Meritocracia, hipocrisia e naturalização das desigualdades

É preciso tirar as vendas impostas pelos coaches das redes sociais e olhar atentamente à volta: há muitas realidades silenciadas que precisam de muito mais que foco, força e fé

Nos últimos anos, as redes sociais têm ocupado um espaço cada vez mais relevante no ambiente digital. Além de modificarem a forma de comunicação entre as pessoas, tornando-a mais dinâmica e prática, também possibilitaram a produção e compartilhamento de conteúdos por qualquer indivíduo, atingindo muitas vezes milhões de usuários. Se de um lado há aspectos positivos nessa constatação, já que aponta para a popularização/democratização das tecnologias digitais, por outro é preocupante notar que vem tornando o público cada vez mais vulnerável a abordagens superficiais e questionáveis sobre os mais variados assuntos.

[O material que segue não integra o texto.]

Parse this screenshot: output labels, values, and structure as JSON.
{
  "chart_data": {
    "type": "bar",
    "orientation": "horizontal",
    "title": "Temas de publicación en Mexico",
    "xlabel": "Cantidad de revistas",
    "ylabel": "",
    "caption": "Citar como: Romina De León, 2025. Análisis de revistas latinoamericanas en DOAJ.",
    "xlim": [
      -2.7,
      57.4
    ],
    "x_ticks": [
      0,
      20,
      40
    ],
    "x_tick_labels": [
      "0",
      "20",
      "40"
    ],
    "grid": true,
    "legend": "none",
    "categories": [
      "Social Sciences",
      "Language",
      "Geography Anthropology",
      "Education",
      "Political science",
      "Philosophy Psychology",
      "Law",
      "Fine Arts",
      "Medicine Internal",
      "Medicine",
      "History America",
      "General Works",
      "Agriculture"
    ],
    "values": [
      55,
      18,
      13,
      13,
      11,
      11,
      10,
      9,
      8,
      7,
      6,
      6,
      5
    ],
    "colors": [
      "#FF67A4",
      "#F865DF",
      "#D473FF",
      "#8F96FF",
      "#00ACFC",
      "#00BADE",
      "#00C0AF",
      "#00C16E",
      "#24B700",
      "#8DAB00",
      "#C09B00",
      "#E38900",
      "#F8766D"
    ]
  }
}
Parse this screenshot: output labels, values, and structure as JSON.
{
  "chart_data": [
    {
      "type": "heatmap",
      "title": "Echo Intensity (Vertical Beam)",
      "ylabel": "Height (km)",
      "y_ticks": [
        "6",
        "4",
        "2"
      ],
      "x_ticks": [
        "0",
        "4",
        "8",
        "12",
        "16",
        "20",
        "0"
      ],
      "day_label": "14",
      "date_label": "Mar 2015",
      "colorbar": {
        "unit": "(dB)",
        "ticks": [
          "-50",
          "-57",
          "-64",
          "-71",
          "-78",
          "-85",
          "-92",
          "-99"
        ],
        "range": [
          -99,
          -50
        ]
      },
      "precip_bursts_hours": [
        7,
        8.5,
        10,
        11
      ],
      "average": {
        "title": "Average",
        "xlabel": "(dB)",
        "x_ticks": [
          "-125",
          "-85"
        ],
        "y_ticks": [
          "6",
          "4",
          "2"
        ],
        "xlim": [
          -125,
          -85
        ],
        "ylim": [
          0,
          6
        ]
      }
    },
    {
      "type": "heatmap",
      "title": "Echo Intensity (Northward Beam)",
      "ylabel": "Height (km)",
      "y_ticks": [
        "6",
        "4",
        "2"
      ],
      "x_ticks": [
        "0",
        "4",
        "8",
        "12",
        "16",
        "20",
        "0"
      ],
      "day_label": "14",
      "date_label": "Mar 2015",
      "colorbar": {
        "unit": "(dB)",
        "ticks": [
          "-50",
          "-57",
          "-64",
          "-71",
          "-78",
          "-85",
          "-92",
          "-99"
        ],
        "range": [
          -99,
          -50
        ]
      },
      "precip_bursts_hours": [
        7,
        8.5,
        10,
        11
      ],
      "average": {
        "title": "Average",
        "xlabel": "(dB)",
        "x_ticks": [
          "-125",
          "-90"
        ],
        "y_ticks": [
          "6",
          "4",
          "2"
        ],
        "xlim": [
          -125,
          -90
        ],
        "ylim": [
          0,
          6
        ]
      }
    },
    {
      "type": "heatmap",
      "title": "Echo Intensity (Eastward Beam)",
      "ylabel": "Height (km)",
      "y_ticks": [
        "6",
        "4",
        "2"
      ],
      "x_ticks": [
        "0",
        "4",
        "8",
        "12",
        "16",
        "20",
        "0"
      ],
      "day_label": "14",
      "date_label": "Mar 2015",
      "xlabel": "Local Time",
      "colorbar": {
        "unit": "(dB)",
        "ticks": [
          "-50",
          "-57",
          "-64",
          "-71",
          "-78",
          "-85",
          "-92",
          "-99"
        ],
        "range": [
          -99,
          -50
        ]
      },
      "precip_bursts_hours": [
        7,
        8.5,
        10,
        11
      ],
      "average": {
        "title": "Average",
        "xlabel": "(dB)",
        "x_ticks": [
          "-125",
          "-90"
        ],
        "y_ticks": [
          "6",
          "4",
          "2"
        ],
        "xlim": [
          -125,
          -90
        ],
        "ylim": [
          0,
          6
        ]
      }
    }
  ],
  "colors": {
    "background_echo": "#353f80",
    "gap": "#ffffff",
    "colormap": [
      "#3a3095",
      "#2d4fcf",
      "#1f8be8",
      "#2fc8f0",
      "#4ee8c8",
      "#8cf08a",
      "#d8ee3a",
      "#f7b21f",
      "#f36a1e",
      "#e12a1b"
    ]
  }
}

A cultura do “coach” é uma demonstração desse fenômeno e do perigoso anti-intelectualismo que ele pode carregar em si. Na rápida dinâmica das redes, brotam todos os dias pretensos especialistas em todo e qualquer tema, desde investimentos financeiros, relacionamentos, nutrição e até mesmo saúde mental. Discursos motivacionais e forjados a partir da divulgação do dia a dia aparentemente perfeito dos “influenciadores” tomam conta do ambiente virtual e atraem cada vez mais público, ainda que muitas vezes falseiem a realidade e ignorem dados acadêmicos ou científicos.

Basta um simples passar de olhos por alguns perfis de “coaches” famosos para notar que operam em uma mesma dinâmica: transformar assuntos complexos e sensíveis em temas facilmente solucionáveis por meio da lógica da autoajuda empreendedora, sempre sob uma perspectiva generalista que silencia e ignora as inúmeras nuances da existência do indivíduo. Além disso, tais “influenciadores” costumam requintar seus discursos com elementos extraídos da religião, das ciências e da filosofia, ainda que de forma rasa, de modo a gerar maior credibilidade perante os seguidores, alavancando a venda de cursos, palestras e livros.

“Trabalhe enquanto eles dormem”; “Quem quer, arruma um jeito. Quem não quer, arruma uma desculpa”. “Grandes batalhas só são dadas a grandes guerreiros”. Essas são frases muito disseminadas em perfis que se dizem motivacionais. Todavia, apesar de aparentemente inofensivas, carregam em si a concepção de que cada indivíduo é o único e exclusivo responsável por seu destino. Basta ter “foco, força e fé”, ainda que o sujeito não saiba sequer se terá dinheiro suficiente para fazer as três refeições básicas do dia.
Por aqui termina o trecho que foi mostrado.